Il Natale con Taxi solidale
IL NATALE CON TAXI SOLIDALE
Grazie alla collaborazione tra la Fondazione Guido Venosta e Taxi Service prosegue per il secondo anno il progetto “Taxi Solidale per i bambini in ospedale a Milano”.
Questo progetto, come per il precedente anno, avrà come destinatari diversi ospedali milanesi:
Casa Sollievo Vidas (hospice pediatrico)
Ospedale Buzzi Milano,
Ospedale San Carlo,
Ospedale San Paolo,
ASST Grande Ospedale Metropolitano Niguarda,
Ospedale San Raffaele,
Ospedale Pini,
Ospedale Fatebenefratelli
Policlinico di Milano Ospedale Maggiore Fondazione IRCCS Cà Granda
che hanno accolto nuovamente la nostra volontà di dare un segnale di solidarietà ai loro piccoli pazienti e al personale che li cura.
L’ obiettivo comune é quello di portare un sorriso a tutti quei bambini ricoverati nei reparti pediatrici, in un periodo magico come quello del Natale.
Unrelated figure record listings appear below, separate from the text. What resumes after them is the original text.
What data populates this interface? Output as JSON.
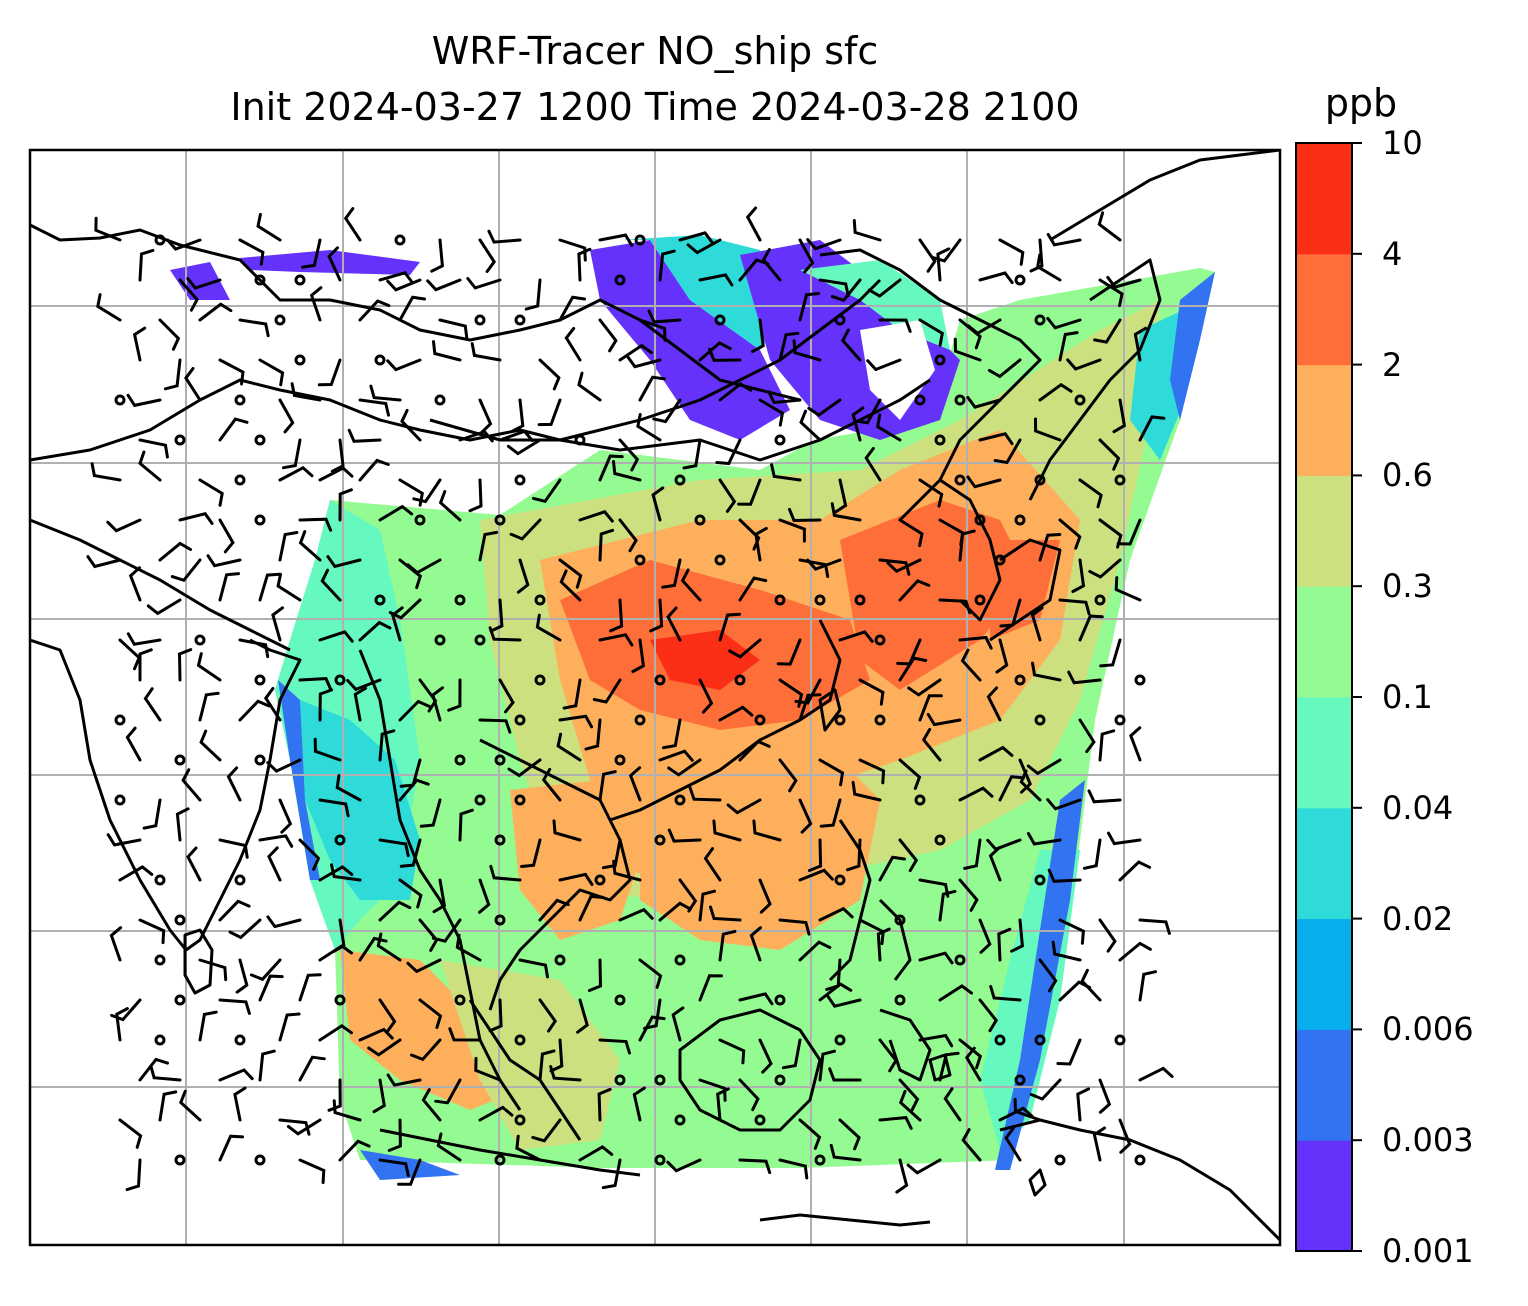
{
  "title": {
    "line1": "WRF-Tracer NO_ship sfc",
    "line2": "Init 2024-03-27 1200 Time 2024-03-28 2100"
  },
  "colorbar": {
    "unit": "ppb",
    "levels": [
      "0.001",
      "0.003",
      "0.006",
      "0.02",
      "0.04",
      "0.1",
      "0.3",
      "0.6",
      "2",
      "4",
      "10"
    ],
    "colors": [
      "#6432fa",
      "#3173f0",
      "#06aeec",
      "#2edbd8",
      "#65f8bf",
      "#94fa92",
      "#cde080",
      "#fdaf5c",
      "#fd6e38",
      "#fb2e16"
    ]
  },
  "map": {
    "gridlines": true,
    "fill_colors": {
      "veryLow": "#6432fa",
      "low": "#3173f0",
      "cyan": "#2edbd8",
      "aqua": "#65f8bf",
      "green": "#94fa92",
      "olive": "#cde080",
      "orange": "#fdaf5c",
      "redorange": "#fd6e38",
      "red": "#fb2e16"
    },
    "coastline_color": "#000000",
    "grid_color": "#b0b0b0"
  }
}
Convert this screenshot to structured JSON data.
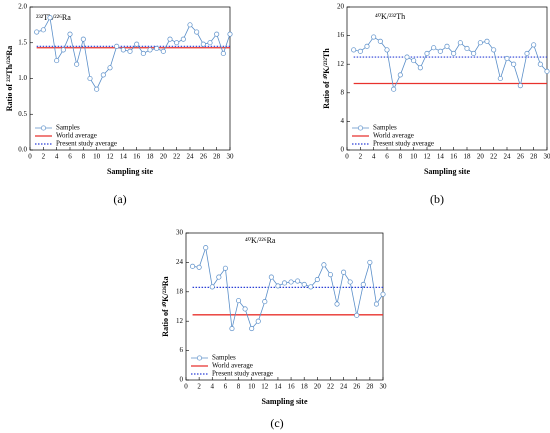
{
  "chart_data": [
    {
      "type": "line",
      "title": "²³²Th/²²⁶Ra",
      "caption": "(a)",
      "xlabel": "Sampling site",
      "ylabel": "Ratio of ²³²Th/²²⁶Ra",
      "x": [
        1,
        2,
        3,
        4,
        5,
        6,
        7,
        8,
        9,
        10,
        11,
        12,
        13,
        14,
        15,
        16,
        17,
        18,
        19,
        20,
        21,
        22,
        23,
        24,
        25,
        26,
        27,
        28,
        29,
        30
      ],
      "series": [
        {
          "name": "Samples",
          "color": "#5b8fc9",
          "values": [
            1.65,
            1.68,
            1.85,
            1.25,
            1.4,
            1.62,
            1.2,
            1.55,
            1.0,
            0.85,
            1.05,
            1.15,
            1.45,
            1.4,
            1.38,
            1.48,
            1.35,
            1.4,
            1.42,
            1.38,
            1.55,
            1.5,
            1.55,
            1.75,
            1.65,
            1.48,
            1.5,
            1.62,
            1.35,
            1.62
          ]
        }
      ],
      "hlines": [
        {
          "name": "World average",
          "color": "#e8322d",
          "value": 1.43,
          "style": "solid"
        },
        {
          "name": "Present study average",
          "color": "#2a3fd6",
          "value": 1.45,
          "style": "dotted"
        }
      ],
      "xlim": [
        0,
        30
      ],
      "xticks": [
        0,
        2,
        4,
        6,
        8,
        10,
        12,
        14,
        16,
        18,
        20,
        22,
        24,
        26,
        28,
        30
      ],
      "ylim": [
        0,
        2
      ],
      "yticks": [
        {
          "value": 0,
          "label": "0.0"
        },
        0.5,
        {
          "value": 1,
          "label": "1.0"
        },
        1.5,
        {
          "value": 2,
          "label": "2.0"
        }
      ],
      "legend": "lower left"
    },
    {
      "type": "line",
      "title": "⁴⁰K/²³²Th",
      "caption": "(b)",
      "xlabel": "Sampling site",
      "ylabel": "Ratio of ⁴⁰K/²³²Th",
      "x": [
        1,
        2,
        3,
        4,
        5,
        6,
        7,
        8,
        9,
        10,
        11,
        12,
        13,
        14,
        15,
        16,
        17,
        18,
        19,
        20,
        21,
        22,
        23,
        24,
        25,
        26,
        27,
        28,
        29,
        30
      ],
      "series": [
        {
          "name": "Samples",
          "color": "#5b8fc9",
          "values": [
            14,
            13.8,
            14.5,
            15.8,
            15.2,
            14,
            8.5,
            10.5,
            13,
            12.5,
            11.5,
            13.5,
            14.3,
            13.8,
            14.5,
            13.5,
            15,
            14.2,
            13.5,
            15,
            15.2,
            14,
            10,
            12.8,
            12,
            9,
            13.5,
            14.7,
            12,
            11
          ]
        }
      ],
      "hlines": [
        {
          "name": "World average",
          "color": "#e8322d",
          "value": 9.3,
          "style": "solid"
        },
        {
          "name": "Present study average",
          "color": "#2a3fd6",
          "value": 13,
          "style": "dotted"
        }
      ],
      "xlim": [
        0,
        30
      ],
      "xticks": [
        0,
        2,
        4,
        6,
        8,
        10,
        12,
        14,
        16,
        18,
        20,
        22,
        24,
        26,
        28,
        30
      ],
      "ylim": [
        0,
        20
      ],
      "yticks": [
        0,
        4,
        8,
        12,
        16,
        20
      ],
      "legend": "lower left"
    },
    {
      "type": "line",
      "title": "⁴⁰K/²²⁶Ra",
      "caption": "(c)",
      "xlabel": "Sampling site",
      "ylabel": "Ratio of ⁴⁰K/²²⁶Ra",
      "x": [
        1,
        2,
        3,
        4,
        5,
        6,
        7,
        8,
        9,
        10,
        11,
        12,
        13,
        14,
        15,
        16,
        17,
        18,
        19,
        20,
        21,
        22,
        23,
        24,
        25,
        26,
        27,
        28,
        29,
        30
      ],
      "series": [
        {
          "name": "Samples",
          "color": "#5b8fc9",
          "values": [
            23.2,
            23,
            27,
            19,
            21,
            22.8,
            10.5,
            16.2,
            14.5,
            10.5,
            12,
            16,
            21,
            19.2,
            19.8,
            20,
            20.2,
            19.5,
            19,
            20.5,
            23.5,
            21.5,
            15.5,
            22,
            20,
            13.2,
            19.5,
            24,
            15.5,
            17.5
          ]
        }
      ],
      "hlines": [
        {
          "name": "World average",
          "color": "#e8322d",
          "value": 13.3,
          "style": "solid"
        },
        {
          "name": "Present study average",
          "color": "#2a3fd6",
          "value": 18.9,
          "style": "dotted"
        }
      ],
      "xlim": [
        0,
        30
      ],
      "xticks": [
        0,
        2,
        4,
        6,
        8,
        10,
        12,
        14,
        16,
        18,
        20,
        22,
        24,
        26,
        28,
        30
      ],
      "ylim": [
        0,
        30
      ],
      "yticks": [
        0,
        6,
        12,
        18,
        24,
        30
      ],
      "legend": "lower left"
    }
  ]
}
Abbiamo preso accordi con il responsabile del negozio “Giochi Preziosi” di Cogliate (Mb) per acquistare i giocattoli che riteniamo essere adeguati alla richiesta di una fascia di età compresa tra 0 e 18 anni. Si tratta di giochi educativi che vanno dalle attività che stimolano la sensorialità nei bambini più piccoli, a giochi di società per i più grandi. Per tutti gli articoli di cancelleria ci siamo appoggiati alla Cartoleria Pisotti di Milano.
Abbiamo confermato con un pasticcere di fiducia la produzione di biscotti natalizi e di Panettoni artigianali, vino prosecco proveniente da una casa vinicola veneta da distribuire nei reparti, anche in segno di ringraziamento per lo staff medico che segue e supporta attivamente tutto il percorso terapeutico.
Samantha Carazzai
Taxi Service Milano Official
Le due iniziative del Taxi Solidale, con il Covid-19 e poi negli ospedali a Natale (2023 e 2024) , nascono dall’amicizia ultra cinquantennale tra il presidente della Fondazione e Giuseppe Lipia che vedete, il 17 dicembre 2024 al Buzzi, a sinistra – per chi guarda – di Giuseppe Caprotti .
Ma anche, sotto, in Via del Lauro, dove abitavano entrambi da piccoli e in un’immagine scattata durante la pandemia.
Grazie anche a Nicola Pietromartire, Giovanni Levriè, Federico Tarsia, Fabio Giacomin, Alessandro Airbona, Graziano Lopergolo e al reparto mobile della polizia locale “Freccia Uno”.